«Qui connait bien sa culture de référence est fort», affirme le ministre de l'Intérieur allemand, Thomas de Maizière (chrétien-démocrate, CDU), dans une tribune publiée dimanche dans le tabloïd Bild, qui relance le débat autour du concept controversé de Leitkultur, la «culture dominante». Les habitudes, l'histoire, la religion et l'éducation font partie des thèmes abordés dans son texte. Dès le début de son article, le ministre indique à qui il s'adresse : «Nous sommes une société ouverte. Nous montrons notre visage. Nous ne sommes pas burqa.» Dans un contexte de crise des réfugiés et à cinq mois des élections générales, Thomas de Maizière semble vouloir séduire des électeurs tentés par l'extrême droite de l'AFD. Contacté par Libération après être apparu dans une vidéo qui conteste avec humour la tribune, Stefan Kuzmany, journaliste au Spiegel, critique les propos du ministre : «Cette dernière phrase [sur la burqa, ndlr] ne signifie pas grand-chose. Elle n'est pas grammaticalement correcte et est, quelque part, absurde. Nous sommes aussi peu des "voitures", qu'un "bonnet en laine", qu'un "pantalon en cuir" ou qu'un "frigo". Nous sommes des hommes.»
Contre-argument face au multiculturalisme
Pour Elisa Goudin-Steinmann, spécialiste de l'histoire culturelle contemporaine de l'Allemagne, «la Leitkultur est un terme très flou et est instrumentalisée par l'extrême droite». Cette question autour de la culture de référence avait déjà été posée par un membre de la CDU dans les années 2000, à l'époque utilisée comme un contre-argument face au multiculturalisme, et alors qu'étaient interrogées les frontières culturelles de l'Europe. Le débat avait rapidement dérapé sur la question de l'islam. «La dimension religieuse est à prendre en considération dans ce débat», ajoute Elisa Goudin-Steinmann. La CDU «incarne une vision chrétienne de l'Europe et s'oppose donc au multiculturalisme religieux». Le ministre fédéral de l'Intérieur ne met pas tout le monde d'accord au sein du parti. « L'ex-président Christian Wulff (CDU) est resté dans les mémoires pour avoir dit cette phrase : "L'islam aussi appartient à l'Allemagne" », rappelle Stefan Kuzmany.
« Tactique de campagne »
Le débat est lancé. Les médias et les politiques s'en sont saisi avant d'être repris sur les réseaux sociaux. Le Parti social-démocrate allemand parle d'une «mise en scène gênante». Frauke Petry présidente du parti d'extrême droite AFD évoque sur Twitter «une tactique de campagne» à deux semaines des élections du parlement régional de Rhénanie du Nord. Sur les réseaux sociaux, certains ironisent et reprennent sous forme de hashtag le terme Leitkultur avec diverses curiosités culturelles allant de la paire de sandales-chaussettes à la bière. Une manière de montrer que parler de culture dominante n'a pas réellement de sens.

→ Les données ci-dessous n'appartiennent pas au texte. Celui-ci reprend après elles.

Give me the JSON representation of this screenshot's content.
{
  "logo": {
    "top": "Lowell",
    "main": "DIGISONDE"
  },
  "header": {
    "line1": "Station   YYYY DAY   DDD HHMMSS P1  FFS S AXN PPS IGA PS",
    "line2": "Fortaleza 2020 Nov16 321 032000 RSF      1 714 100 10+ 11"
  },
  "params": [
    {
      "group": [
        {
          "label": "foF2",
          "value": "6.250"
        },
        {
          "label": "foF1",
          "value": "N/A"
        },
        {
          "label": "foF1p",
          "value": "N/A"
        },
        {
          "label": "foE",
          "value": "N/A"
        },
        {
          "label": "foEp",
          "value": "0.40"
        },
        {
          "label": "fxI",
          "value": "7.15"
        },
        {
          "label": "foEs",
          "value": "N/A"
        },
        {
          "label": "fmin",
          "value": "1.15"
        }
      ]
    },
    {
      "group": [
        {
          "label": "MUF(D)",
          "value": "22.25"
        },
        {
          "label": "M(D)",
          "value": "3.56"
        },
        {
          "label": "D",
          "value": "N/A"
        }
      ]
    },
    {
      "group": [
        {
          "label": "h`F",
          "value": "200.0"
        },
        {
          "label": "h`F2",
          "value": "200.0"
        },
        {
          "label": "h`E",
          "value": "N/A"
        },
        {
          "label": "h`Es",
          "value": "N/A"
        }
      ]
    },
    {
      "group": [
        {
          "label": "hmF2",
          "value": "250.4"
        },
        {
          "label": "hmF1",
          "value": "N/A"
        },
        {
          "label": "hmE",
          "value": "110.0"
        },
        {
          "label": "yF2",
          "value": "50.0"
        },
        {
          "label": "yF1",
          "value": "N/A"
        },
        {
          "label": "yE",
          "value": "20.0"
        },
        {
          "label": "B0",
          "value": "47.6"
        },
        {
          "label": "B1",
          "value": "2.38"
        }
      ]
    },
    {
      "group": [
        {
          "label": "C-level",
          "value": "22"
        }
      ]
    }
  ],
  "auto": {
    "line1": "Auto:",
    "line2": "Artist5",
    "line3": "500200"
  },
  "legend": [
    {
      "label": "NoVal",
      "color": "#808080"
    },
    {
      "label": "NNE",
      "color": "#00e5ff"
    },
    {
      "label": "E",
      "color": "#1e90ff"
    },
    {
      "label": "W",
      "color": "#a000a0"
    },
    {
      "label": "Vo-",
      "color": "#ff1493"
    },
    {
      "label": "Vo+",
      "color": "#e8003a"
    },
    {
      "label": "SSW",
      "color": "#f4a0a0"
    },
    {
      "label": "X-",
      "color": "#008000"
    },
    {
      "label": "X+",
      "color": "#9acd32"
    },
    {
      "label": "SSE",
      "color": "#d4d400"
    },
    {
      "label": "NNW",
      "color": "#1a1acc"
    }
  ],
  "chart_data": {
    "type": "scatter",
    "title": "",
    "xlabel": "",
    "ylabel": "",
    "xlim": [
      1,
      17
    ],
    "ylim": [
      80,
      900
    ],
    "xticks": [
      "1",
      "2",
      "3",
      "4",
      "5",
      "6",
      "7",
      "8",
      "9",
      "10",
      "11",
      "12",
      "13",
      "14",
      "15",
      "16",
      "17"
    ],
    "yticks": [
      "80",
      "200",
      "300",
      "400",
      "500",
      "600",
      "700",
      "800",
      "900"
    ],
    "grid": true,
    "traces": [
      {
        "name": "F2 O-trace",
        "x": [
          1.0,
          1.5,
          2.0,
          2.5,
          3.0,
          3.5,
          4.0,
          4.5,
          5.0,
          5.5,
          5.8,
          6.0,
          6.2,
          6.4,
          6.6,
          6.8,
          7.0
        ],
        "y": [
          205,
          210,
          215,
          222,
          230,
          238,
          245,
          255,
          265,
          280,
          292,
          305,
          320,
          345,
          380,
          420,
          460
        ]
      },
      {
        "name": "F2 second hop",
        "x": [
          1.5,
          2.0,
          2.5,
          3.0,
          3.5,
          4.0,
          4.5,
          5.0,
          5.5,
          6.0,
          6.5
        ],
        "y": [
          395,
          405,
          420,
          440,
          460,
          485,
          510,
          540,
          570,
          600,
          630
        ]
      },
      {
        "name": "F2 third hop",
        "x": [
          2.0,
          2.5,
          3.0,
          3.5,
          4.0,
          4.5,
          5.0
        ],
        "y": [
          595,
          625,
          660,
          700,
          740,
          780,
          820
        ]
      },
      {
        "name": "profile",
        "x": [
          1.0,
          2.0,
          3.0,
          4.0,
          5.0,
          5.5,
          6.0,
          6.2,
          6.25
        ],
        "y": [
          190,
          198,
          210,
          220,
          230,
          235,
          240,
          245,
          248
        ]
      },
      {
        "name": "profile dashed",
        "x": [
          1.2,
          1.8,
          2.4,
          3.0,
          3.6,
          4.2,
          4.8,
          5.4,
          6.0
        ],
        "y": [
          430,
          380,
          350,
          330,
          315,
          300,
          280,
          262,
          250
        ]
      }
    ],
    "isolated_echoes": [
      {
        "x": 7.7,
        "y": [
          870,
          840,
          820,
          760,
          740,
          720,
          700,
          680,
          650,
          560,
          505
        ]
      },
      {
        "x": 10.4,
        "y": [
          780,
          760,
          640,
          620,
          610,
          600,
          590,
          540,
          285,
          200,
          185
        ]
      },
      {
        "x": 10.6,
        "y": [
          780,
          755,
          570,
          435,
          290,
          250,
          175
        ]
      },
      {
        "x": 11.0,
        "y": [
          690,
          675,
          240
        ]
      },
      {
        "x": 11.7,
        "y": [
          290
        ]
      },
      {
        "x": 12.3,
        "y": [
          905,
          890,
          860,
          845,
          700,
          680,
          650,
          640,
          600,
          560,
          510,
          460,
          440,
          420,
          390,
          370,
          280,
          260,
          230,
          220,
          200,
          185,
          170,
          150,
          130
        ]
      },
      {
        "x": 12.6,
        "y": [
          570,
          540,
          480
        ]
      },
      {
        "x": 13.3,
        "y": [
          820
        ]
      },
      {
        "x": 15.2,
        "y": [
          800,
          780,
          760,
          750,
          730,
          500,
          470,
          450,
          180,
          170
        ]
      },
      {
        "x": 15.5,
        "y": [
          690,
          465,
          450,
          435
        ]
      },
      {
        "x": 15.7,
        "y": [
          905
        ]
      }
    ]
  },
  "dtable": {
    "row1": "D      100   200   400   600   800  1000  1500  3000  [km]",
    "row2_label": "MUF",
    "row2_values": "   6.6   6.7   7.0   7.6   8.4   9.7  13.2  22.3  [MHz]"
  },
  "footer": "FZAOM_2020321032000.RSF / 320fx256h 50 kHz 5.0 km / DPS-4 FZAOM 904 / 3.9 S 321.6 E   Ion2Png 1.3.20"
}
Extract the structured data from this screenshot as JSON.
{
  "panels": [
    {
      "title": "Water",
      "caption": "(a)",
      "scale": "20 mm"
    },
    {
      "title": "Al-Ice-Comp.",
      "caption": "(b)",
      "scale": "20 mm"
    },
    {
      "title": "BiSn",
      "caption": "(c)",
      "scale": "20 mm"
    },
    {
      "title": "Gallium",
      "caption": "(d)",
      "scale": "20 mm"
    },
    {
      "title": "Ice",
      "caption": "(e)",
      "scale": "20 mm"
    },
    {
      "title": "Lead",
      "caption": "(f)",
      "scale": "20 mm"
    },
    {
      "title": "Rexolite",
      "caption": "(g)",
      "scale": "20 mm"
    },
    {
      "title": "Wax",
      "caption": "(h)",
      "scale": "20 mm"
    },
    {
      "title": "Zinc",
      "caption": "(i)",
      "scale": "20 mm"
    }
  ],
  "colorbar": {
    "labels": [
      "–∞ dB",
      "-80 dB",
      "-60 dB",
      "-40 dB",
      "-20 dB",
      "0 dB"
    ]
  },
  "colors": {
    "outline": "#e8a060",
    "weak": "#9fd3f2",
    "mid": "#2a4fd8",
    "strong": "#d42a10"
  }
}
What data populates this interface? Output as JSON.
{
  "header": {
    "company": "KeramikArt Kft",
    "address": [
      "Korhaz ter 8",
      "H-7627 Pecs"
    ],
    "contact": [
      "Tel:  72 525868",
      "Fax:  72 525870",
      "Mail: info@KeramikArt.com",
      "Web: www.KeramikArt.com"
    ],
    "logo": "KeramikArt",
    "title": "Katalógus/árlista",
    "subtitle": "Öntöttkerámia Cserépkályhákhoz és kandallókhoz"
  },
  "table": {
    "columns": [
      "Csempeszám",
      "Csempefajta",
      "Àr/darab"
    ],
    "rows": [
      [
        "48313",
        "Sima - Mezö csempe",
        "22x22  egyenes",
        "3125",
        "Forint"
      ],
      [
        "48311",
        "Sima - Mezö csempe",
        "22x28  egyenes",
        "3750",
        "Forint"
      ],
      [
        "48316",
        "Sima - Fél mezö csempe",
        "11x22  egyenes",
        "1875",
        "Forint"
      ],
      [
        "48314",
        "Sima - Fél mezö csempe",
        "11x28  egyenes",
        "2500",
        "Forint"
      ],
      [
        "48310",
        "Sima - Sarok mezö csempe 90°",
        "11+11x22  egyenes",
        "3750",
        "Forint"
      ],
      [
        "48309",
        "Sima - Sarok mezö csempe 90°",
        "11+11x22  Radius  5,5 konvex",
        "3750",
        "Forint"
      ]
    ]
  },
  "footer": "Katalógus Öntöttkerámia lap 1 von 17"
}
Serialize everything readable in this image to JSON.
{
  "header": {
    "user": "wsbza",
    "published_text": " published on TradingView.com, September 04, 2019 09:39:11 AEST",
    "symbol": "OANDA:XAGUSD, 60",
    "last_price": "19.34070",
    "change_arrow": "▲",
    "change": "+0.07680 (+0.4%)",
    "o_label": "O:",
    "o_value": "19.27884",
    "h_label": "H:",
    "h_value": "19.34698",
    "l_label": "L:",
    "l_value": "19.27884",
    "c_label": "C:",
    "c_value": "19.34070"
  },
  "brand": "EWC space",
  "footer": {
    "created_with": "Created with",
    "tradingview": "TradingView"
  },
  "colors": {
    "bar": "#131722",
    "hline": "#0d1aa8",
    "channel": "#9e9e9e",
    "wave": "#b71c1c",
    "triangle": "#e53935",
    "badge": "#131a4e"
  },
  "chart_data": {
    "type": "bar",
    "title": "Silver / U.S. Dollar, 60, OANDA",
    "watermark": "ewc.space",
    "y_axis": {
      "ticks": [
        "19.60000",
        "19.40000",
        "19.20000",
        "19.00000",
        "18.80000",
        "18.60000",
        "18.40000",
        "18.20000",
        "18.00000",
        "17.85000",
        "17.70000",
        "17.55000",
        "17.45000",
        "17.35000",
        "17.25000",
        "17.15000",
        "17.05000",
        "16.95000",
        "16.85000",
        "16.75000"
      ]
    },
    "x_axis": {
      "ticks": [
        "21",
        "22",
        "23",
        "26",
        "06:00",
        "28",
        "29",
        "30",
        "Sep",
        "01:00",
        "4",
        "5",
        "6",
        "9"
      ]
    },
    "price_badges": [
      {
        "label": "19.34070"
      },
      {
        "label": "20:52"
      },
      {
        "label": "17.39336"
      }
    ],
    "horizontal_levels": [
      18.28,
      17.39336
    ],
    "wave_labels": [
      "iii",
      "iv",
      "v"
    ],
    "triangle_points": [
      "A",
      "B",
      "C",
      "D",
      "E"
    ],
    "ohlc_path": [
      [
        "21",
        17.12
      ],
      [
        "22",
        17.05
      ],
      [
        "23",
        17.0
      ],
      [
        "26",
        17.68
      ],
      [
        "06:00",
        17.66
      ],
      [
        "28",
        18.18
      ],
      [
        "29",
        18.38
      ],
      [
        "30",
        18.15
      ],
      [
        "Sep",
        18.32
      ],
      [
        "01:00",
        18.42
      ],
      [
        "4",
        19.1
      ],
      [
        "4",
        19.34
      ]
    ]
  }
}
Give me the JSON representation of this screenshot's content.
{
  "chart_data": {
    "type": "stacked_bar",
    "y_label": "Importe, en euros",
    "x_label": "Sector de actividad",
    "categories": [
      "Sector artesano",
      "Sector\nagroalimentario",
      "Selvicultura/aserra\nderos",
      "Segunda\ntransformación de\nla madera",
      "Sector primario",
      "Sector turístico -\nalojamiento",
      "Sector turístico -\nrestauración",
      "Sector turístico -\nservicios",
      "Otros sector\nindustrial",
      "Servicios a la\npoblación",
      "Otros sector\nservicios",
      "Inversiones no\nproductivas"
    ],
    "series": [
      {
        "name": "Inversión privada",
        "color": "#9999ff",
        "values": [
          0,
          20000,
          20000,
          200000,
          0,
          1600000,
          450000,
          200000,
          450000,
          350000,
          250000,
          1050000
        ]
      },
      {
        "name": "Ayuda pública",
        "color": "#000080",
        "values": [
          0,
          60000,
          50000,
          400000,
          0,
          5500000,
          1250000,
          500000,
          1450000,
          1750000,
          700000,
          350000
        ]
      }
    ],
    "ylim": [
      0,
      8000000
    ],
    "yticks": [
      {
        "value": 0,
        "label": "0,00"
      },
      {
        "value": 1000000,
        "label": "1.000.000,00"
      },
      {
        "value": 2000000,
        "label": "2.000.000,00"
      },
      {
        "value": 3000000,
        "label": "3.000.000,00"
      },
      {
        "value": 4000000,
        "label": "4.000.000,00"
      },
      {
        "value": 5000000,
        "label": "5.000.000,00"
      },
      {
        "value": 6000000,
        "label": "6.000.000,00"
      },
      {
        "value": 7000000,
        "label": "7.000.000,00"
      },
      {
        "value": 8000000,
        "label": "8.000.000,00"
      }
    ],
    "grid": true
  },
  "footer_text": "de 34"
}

Wie viele Bier muss ich denn jetzt zum Abend trinken?#leitkultur
— Stephan F. ☕ (@Stephan535) May 1, 2017
Stephan F. - Combien de bières dois-je maintenant boire chaque soir ? #Leitkultur
#Leitkultur auf den Punkt! Und Sandalen!!!! https://t.co/6HrmLyRO3s
— Daniel Lücking (@DanielLuecking) April 30, 2017
Daniel Lücking - #Leitkultur en vient à l'essentiel ! Et aux sandales !!!!